For a highly indebted economy such as Pakistan’s, there exists a narrow range of three options to manage its debt portfolio

THIS is apropos of the news item ‘SBP keeps interest rate unchanged’ (Feb 9), reporting 25.60 per cent increase in domestic debt and simultaneously assuring that ‘the economy has sufficient reserves to meet its debt obligations’.

While many have reason to disagree with such a contention, it is important to consider debt beyond the simple equation of ‘reserve-based paying capacity’. For a highly indebted economy such as Pakistan’s, there exists a narrow range of three options to manage its debt portfolio: a) raising the rate of growth above the rate of interest, b) defaulting on a large proportion of the public debt and going into bankruptcy, c) wiping out of debts via currency depreciation and inflation.

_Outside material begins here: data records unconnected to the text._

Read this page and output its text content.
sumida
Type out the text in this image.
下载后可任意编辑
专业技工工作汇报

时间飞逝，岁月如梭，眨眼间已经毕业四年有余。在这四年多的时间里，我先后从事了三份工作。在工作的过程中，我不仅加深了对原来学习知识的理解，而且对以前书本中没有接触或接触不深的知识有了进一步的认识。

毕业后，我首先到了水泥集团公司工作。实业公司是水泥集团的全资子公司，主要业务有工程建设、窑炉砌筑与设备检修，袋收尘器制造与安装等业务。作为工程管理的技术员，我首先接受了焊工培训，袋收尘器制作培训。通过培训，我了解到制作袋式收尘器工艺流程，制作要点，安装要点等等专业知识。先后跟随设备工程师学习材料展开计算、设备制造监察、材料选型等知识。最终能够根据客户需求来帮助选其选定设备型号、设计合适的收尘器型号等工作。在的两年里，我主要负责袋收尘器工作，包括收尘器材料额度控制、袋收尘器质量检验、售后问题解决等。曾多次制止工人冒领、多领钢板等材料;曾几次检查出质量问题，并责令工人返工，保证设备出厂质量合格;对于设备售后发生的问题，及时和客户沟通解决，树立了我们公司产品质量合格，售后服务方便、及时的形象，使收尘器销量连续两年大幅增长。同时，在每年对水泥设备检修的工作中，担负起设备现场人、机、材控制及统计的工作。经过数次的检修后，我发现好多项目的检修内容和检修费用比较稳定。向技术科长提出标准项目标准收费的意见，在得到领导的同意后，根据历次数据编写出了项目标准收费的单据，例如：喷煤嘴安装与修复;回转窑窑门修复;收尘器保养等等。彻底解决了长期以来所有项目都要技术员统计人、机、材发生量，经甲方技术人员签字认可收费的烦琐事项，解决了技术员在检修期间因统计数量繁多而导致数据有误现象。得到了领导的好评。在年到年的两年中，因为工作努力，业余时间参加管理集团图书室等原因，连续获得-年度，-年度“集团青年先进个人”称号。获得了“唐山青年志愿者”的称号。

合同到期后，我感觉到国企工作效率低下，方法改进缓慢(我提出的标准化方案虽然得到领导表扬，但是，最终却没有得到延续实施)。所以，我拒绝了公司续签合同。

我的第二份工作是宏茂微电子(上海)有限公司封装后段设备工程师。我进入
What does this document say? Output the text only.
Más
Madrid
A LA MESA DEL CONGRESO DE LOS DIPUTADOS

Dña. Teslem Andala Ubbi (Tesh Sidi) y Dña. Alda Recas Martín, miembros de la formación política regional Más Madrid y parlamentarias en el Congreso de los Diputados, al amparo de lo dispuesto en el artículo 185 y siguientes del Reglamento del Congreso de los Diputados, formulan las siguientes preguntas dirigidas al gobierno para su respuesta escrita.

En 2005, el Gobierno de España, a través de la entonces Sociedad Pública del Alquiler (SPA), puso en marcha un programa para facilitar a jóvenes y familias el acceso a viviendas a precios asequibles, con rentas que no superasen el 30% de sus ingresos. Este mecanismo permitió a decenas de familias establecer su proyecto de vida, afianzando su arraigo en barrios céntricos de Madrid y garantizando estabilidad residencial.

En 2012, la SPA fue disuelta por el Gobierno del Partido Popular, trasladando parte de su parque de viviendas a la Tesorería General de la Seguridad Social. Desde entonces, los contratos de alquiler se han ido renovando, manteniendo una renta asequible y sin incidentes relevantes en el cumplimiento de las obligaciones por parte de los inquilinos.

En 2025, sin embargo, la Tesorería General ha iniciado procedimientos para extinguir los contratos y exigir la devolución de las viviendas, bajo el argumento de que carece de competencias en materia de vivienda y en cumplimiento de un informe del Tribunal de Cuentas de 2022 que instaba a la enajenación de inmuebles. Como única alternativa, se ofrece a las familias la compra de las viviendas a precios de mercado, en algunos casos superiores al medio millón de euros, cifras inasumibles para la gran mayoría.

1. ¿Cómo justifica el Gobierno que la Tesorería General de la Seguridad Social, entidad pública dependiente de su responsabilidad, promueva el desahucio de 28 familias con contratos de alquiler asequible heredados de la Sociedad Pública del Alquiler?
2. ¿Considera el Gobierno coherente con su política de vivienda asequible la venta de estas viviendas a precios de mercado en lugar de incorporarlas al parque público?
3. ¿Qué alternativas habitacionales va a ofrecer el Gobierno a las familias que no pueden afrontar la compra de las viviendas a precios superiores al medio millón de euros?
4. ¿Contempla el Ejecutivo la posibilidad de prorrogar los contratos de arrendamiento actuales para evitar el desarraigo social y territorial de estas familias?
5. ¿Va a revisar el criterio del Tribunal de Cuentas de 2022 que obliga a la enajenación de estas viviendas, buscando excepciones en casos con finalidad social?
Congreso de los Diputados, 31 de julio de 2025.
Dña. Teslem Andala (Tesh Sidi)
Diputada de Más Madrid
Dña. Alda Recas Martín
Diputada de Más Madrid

Making a choice out of these involves far-reaching impact on the lives of the people and growth prospects of the state. Policymakers in Pakistan have invariably chosen the third option, employing ‘inflation’ as a ‘political phenomenon’ and, thereby, creating forms of debt that, by design, are being shifted to the next generation of the poor and lower middle class.

The ‘cognitive elite’ that, according to Charles Murray, is congregated in a few ‘super zip codes’ has benefited exponentially, while the poor has incurred inter-generational liabilities.

The ability of monopolistic elite to exploit the system in that way is characteristic of a ‘stationary state’. Adam Smith in ‘The Wealth of Nations’ explained that in such a state ‘(the poor) are liable under the pretence of justice to be pillaged and plundered at any time … the oppression of the poor must establish the monopoly of the rich who, engrossing the whole trade to themselves, will be able to make large profits.’

There were a series of attempts in 1692, 1694, 1696, 1704, 1708, and 1715 to avert such exploitation in England. From 1689, the parliament embarked on wide-range reforms, controlling and improving taxation, auditing royal expenditures, and effectively prohibiting debt default.

As a result, writes Nail Ferguson, ‘the debt was successfully reduced with a combination of sustained growth and primary budget surplus. There was no default, no inflation.’

Douglass C. North, Nobel laureate, argues ‘the real significance of the glorious revolution lay in the credibility that it gave the English state as a sovereign borrower’.

Pakistan’s incoming parliament needs a constitutional solution to the debt problem. A solution with wide-range reforms that reduce the discretion and ensure that the elite’s profligacy is not at the expense of the poor.